Many software systems trade effectiveness for laziness. With the goal to make programmers life simpler they sacrifice user experience. Instead of doing only things that are important to the user, they create unnecessary load on the user system by overusing CPU and memory for actions that need not be computed at all. This kind of laziness is horribly bad and ineffective, because at the end, there is one writer of the code and thousands of users, using the program day by day, requiring their computer to waste its own important resources as well as user's own time, for useless jobs.

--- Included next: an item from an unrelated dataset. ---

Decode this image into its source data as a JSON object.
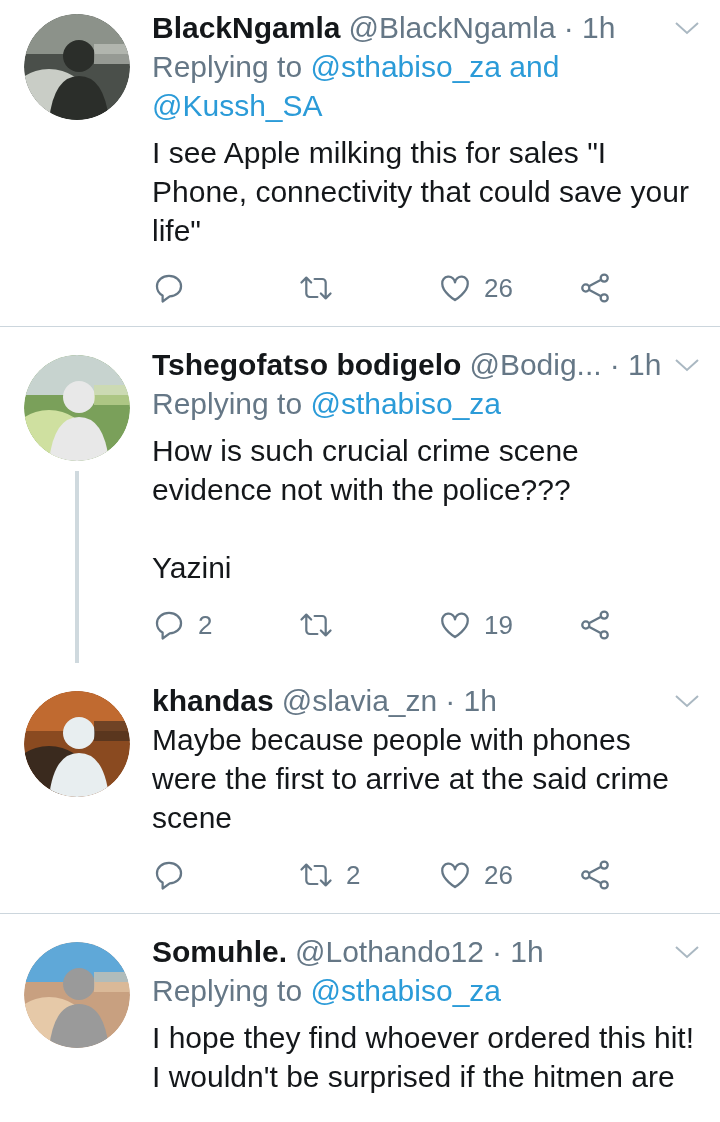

On the other hand, there is a different kind of laziness. If we invest a bit of our developer thoughts into more powerful and better organized data structures, we can instruct the computer to perform only the necessary set of operations, that will satisfy the user, nothing more. In some sense we increase the computer's laziness. This kind of laziness is through-fully positive term as it allows the computer to do less, while doing enough. Instead of wasting time computing something useful, the CPU can be dedicated to provide more useful functionality to the user. This is kind of laziness that we want to seek and increase for Fitness effort.
One of the screaming examples where laziness is desperately needed is explorer. The explorer (projects, files, favorites, etc.) is a view that provides unified look to various complicated internal data structures, presenting them as a tree structure of nodes with additional properties. However, currently this view is not lazy at all. In order to display just a few nodes, all the internal data structures need to be computed. This is horribly inefficient and negatively affects user experience, as although the user sees just a few elements, all of the data behind need to be computed. We need to improve all the appropriate data structures to allow "lazy" exchange of necessary data.
Speed up expanding of a node in Project, Files and Favorites view representing a folder with 1000, 2000, 3000, etc. files to perform constant amount of operations and take constant amount of time.